Pangas Fish Stew |
This Pangasius fish stew
from Nagaland is my favourite fish dish from North East India. It’s a very easy
to cook however superlatively delicious dish. Traditionally we cook this dish
with any fatty catfish, but I love to cook with Pankaj fish since the fat
content is high and has layers of fish.
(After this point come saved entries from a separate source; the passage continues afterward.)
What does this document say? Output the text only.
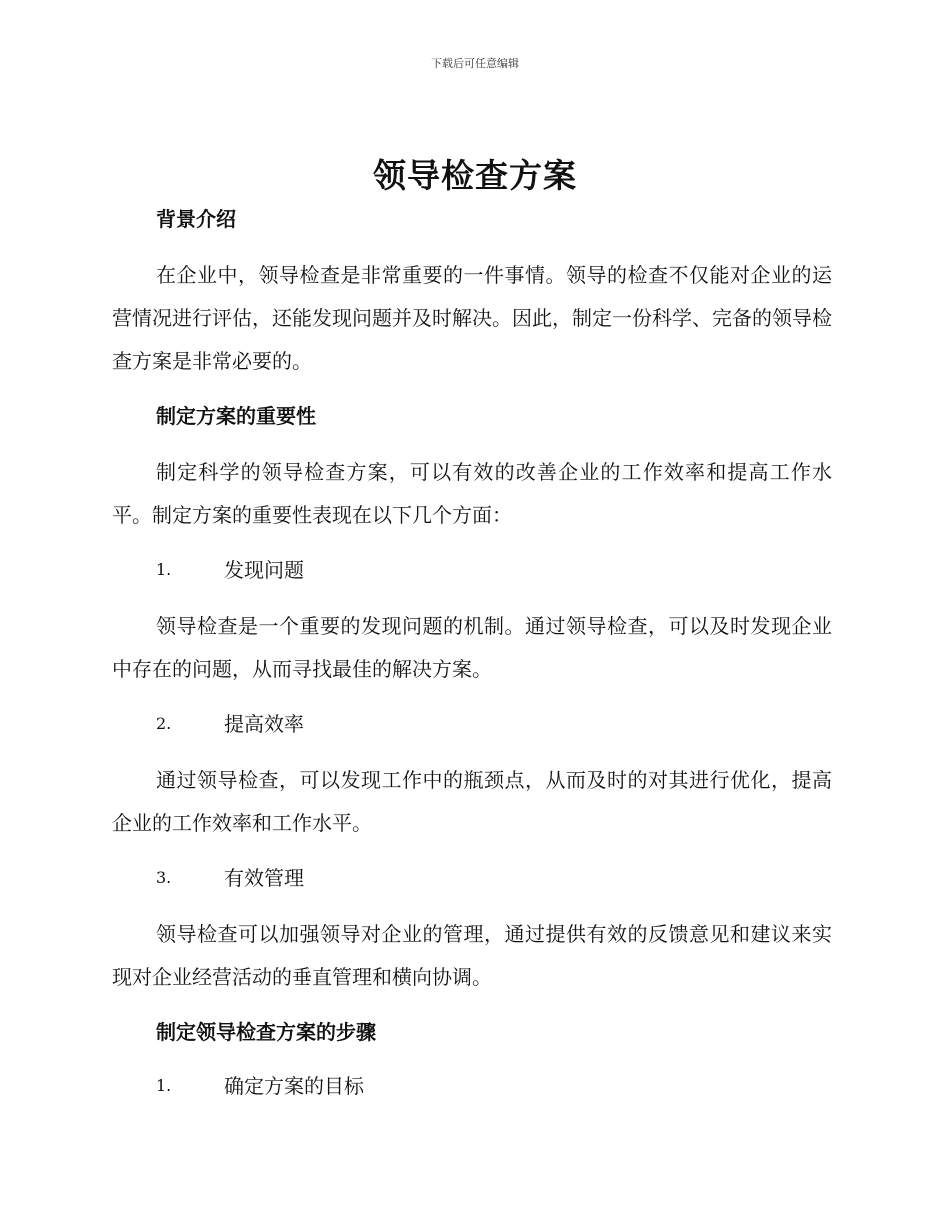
下载后可任意编辑
领导检查方案

背景介绍

在企业中，领导检查是非常重要的一件事情。领导的检查不仅能对企业的运营情况进行评估，还能发现问题并及时解决。因此，制定一份科学、完备的领导检查方案是非常必要的。

制定方案的重要性

制定科学的领导检查方案，可以有效的改善企业的工作效率和提高工作水平。制定方案的重要性表现在以下几个方面：

1.	发现问题

领导检查是一个重要的发现问题的机制。通过领导检查，可以及时发现企业中存在的问题，从而寻找最佳的解决方案。

2.	提高效率

通过领导检查，可以发现工作中的瓶颈点，从而及时的对其进行优化，提高企业的工作效率和工作水平。

3.	有效管理

领导检查可以加强领导对企业的管理，通过提供有效的反馈意见和建议来实现对企业经营活动的垂直管理和横向协调。

制定领导检查方案的步骤

1.	确定方案的目标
The simple recipe is packed with
amazing flavours from the fermented soya beans and bamboo shoots and the fish
is delightful to taste and the gravy is uniquely intense, which leaves a
beautiful jelly like texture when the dish cools.
INGREDIENTS
1.
Pangasius fish or
any catfish 5- 6 pieces
2.
Salt as per taste
3.
Ghost Chili 1
large
4.
Fermented Soya
beans or axone 50grams
5.
Fermented Bamboo
shoot 30 grams
Ingredients for Naga style Fish stew |
PREPARATION
1.
Take a deep pan then
add the fish pieces, ghost chili, salt as per taste and 3 cups of water – stir,
cover and cook it on medium frame for 10 minutes.
2.
Add the axone or
fermented soya beans paste and bamboo shoot – stir, cover and cook it for 15
minutes.
3.
Now open cook it
for 2 to 5 minutes until the gravy achieves the consistency of your choice.